If you're giving a presentation, making an argument, or proposing something, the most important thing to keep in mind is: what's the takeaway? It's not sufficient to just lay out information, you also need to provide the conclusion, reaction, or decision that the information implies.

Now, why is this? If you're providing information to someone, surely it's their job to decide how to respond? Perhaps that's true, but in reality, people don't tend to notice, or if they do they don't mind. Even if they disagree with your conclusion, it's much easier to build their response from yours than create one from scratch.

If you're providing information, your optimal strategy is to predigest that information so that your audience has to do less work digesting it themselves. Compared to undigested information, yours will spread further, evoke stronger responses, and be easier to understand.
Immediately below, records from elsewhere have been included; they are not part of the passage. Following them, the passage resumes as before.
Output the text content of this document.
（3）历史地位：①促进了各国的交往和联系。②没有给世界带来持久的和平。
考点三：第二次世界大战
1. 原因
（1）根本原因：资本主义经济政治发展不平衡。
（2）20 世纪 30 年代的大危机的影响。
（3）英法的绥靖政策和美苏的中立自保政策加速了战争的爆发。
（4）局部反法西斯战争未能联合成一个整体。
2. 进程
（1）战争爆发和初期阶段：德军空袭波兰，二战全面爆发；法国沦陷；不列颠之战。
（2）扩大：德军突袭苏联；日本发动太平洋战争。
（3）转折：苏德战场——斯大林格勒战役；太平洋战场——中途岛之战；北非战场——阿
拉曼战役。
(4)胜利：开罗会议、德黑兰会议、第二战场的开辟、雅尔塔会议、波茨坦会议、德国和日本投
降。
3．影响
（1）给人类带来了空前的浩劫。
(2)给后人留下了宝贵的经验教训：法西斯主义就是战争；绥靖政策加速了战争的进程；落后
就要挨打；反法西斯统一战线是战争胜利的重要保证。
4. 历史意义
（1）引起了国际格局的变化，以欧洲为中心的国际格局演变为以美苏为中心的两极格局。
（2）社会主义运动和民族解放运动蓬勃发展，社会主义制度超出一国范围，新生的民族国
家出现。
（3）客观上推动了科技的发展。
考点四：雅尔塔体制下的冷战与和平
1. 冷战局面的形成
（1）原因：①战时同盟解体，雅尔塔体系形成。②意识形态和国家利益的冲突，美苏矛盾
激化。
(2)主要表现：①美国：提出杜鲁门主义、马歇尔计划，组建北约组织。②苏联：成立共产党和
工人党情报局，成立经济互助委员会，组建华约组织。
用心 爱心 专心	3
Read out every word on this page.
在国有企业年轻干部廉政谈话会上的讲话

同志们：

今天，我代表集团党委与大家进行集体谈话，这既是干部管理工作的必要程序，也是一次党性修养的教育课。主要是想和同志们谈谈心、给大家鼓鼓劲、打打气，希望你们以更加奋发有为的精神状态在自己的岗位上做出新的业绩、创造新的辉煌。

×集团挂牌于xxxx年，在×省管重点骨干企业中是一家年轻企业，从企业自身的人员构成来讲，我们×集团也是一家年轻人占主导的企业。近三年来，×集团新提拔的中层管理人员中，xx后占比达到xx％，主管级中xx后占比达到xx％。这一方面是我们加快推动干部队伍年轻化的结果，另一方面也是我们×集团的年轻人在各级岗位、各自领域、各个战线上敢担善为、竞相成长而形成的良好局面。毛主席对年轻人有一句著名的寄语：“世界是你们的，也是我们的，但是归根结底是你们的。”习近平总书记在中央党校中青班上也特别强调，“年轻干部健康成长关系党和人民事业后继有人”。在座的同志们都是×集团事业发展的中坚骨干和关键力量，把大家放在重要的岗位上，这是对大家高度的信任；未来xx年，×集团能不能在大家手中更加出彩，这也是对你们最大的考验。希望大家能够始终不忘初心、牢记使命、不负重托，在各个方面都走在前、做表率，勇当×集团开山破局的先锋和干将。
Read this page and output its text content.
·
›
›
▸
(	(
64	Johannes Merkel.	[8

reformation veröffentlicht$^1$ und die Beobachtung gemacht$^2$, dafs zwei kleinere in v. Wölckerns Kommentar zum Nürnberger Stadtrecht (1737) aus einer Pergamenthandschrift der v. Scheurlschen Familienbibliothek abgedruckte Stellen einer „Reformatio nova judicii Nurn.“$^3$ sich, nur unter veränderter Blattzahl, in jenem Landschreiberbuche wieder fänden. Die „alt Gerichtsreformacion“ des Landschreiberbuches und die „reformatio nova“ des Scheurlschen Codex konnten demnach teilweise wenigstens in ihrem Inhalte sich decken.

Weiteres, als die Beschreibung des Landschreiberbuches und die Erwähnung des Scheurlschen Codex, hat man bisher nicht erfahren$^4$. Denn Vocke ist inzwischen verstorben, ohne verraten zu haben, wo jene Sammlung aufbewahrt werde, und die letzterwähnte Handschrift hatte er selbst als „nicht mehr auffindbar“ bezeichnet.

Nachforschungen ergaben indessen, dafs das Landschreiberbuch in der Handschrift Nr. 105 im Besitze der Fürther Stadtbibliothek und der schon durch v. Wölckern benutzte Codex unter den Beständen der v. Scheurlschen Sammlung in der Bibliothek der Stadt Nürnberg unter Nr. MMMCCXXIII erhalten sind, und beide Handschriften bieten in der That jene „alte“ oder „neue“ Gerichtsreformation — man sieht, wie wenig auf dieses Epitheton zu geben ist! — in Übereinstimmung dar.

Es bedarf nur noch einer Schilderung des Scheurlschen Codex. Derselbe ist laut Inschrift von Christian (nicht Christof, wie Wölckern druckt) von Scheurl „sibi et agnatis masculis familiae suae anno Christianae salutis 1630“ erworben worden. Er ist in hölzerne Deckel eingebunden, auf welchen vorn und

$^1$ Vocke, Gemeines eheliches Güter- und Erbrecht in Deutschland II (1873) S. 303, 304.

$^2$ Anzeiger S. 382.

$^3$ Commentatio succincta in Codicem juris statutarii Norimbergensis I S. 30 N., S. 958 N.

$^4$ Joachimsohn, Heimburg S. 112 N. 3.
However, as a consumer of information, this is deeply problematic. Firstly, the choice of predigested conclusion will frame your response, even if it doesn't dictate it. You may agree or disagree, but you're far less likely to find a totally unrelated conclusion or different angle on the idea once you have an existing conclusion to work from.

The second issue is that working out a conclusion for yourself is an important component of understanding. Much the same way that you can memorise the answers to a test, you can agree with a response without really understanding how that response follows from the information. In fact, you may not even realise when it doesn't.

This is particularly troubling in the context of modern journalism and social news, where the line between editorial and reporting is blurry, and the incentive structures of advertising and social media encourage making content as easy to digest and share as possible. You will very rarely find viral content that doesn't also tell you how to react to that content.

Even if the content itself doesn't contain a predigested reaction, the comments are a selection of ready-made reactions for you to choose from. It's a common pattern on popular social news sites to read the article, then read the comments, then decide what you think. But by that point it's more a matter of choosing who you agree with than forming your own opinion.

In conclusion, it may be better to stop reading before you reach the part where an author goes from providing information or making arguments into telling you how to respond. If the content is designed to make that impossible, perhaps it's not worth reading at all. And, furthermore, Carthage must be destroyed.